The case is now on appeal and being handled by another lawyer. (Cooper says “appellate advocacy [is] not my strong suit.”) And there’s still plenty of legitimate debate about whether the jury verdict was justified. But nearly everyone agrees that Cooper, who was extremely well prepared and passionate in his advocacy for Murphy, gave a first-class performance in that courtroom. In interviews with a few jurors after the verdict, it became apparent that Cooper had convinced them that the “tell her to get over it” quote was inaccurate and that the paper’s repeated use of the quote essentially represented malice — no mean feat for any attorney.
Even Bruce Sanford, the attorney representing the Herald on appeal, acknowledges that Cooper “did a clever job of confusing the issues in a libel case. . . . The challenge there for a plaintiff’s lawyer is to cleverly confuse some of the issues and facts so that the jury thinks there’s some falsity.”
“He won a case that was thought to be unwinnable,” says Massachusetts Lawyers Weekly’s Yas, “and potentially changed the way people look at libel and slander cases.”
The mosque pit
Cooper says that when he was initially queried by an ISB attorney about taking the mosque case, “my first reaction was to say ‘you know I’m Jewish.’ And his reaction was, ‘is that a problem for you?’ ”
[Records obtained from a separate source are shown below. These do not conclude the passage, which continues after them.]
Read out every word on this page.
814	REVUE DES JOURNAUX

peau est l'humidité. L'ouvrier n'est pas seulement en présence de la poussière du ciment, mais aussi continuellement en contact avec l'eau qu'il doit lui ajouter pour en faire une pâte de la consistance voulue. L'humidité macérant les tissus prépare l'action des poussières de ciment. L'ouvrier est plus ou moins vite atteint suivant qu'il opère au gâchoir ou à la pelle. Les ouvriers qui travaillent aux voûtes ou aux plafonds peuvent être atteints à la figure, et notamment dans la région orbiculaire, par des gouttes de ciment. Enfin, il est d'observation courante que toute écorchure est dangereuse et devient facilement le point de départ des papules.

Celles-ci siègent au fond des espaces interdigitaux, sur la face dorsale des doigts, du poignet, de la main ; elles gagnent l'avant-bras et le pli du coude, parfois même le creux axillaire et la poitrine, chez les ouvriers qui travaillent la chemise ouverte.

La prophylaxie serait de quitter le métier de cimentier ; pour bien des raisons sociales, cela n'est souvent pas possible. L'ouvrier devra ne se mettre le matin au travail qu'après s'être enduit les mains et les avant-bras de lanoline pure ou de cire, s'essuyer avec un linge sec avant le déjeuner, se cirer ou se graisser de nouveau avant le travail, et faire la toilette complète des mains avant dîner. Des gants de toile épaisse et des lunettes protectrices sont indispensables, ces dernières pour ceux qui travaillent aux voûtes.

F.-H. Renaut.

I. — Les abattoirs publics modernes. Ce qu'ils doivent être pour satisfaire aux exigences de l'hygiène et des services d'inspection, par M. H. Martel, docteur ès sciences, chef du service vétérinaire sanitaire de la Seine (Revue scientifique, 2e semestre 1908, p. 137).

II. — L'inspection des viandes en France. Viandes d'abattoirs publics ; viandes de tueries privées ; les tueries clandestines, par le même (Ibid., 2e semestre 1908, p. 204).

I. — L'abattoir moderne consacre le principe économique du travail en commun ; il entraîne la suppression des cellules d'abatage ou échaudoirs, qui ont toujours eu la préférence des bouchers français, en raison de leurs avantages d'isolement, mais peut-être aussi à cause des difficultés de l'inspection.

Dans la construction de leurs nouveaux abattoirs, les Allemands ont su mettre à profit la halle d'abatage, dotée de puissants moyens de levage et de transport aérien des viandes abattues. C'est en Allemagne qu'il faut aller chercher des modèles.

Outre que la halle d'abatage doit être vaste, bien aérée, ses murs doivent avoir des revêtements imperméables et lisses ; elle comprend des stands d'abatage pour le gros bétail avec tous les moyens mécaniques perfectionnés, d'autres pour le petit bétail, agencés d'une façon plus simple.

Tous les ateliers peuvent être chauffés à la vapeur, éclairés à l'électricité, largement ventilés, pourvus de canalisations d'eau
The newest incarnation of the ISB litigation, which was filed last October, is a greatly expanded version of two separate libel suits filed by officials of the society. In a breathtakingly ambitious legal strategy, they contend that the Herald, Channel 25, terrorism analyst Steven Emerson, and officials of the David Project and Citizens for Peace and Tolerance conspired to stop the Roxbury mosque project by falsely connecting the ISB to terrorism. The defendants have responded by arguing that the plaintiffs are trying to destroy free speech by intimidating people from raising the issue of whether the operation has dangerous ties to Islamic terrorism.
One observer calls the complex suit — still in its early phases with pending motions to dismiss — “this incredible colossus.”
“Is it unusual to allege a conspiracy between a media outlet and its sources?”, asks Cooper. “The court will decide whether it’s an appropriate legal theory.”
To say that the suit and surrounding issues are potentially divisive is a major understatement. The Boston Globe has reported that the battle “has deeply chilled Muslim-Jewish relations in Boston.” And the plaintiffs’ offer to take the case to private mediation received a chilly reception from the defendants and other interested parties.
“The best thing [Cooper] could do right now is to withdraw the lawsuits so real dialogue could resume on the issues,” says Andrew Tarsy, the New England regional director of the Anti-Defamation League.
However intense the controversy, Cooper typically views himself on the side of the angels.
“I believe that what I am doing is in keeping with the highest tradition of what I understand the Jewish culture to be about,” he says. “That is standing up and combating intolerance wherever you see it.”
A very different interpretation comes from an observer who says of the ISB: “If I’m them, a Jewish lawyer is a capture.”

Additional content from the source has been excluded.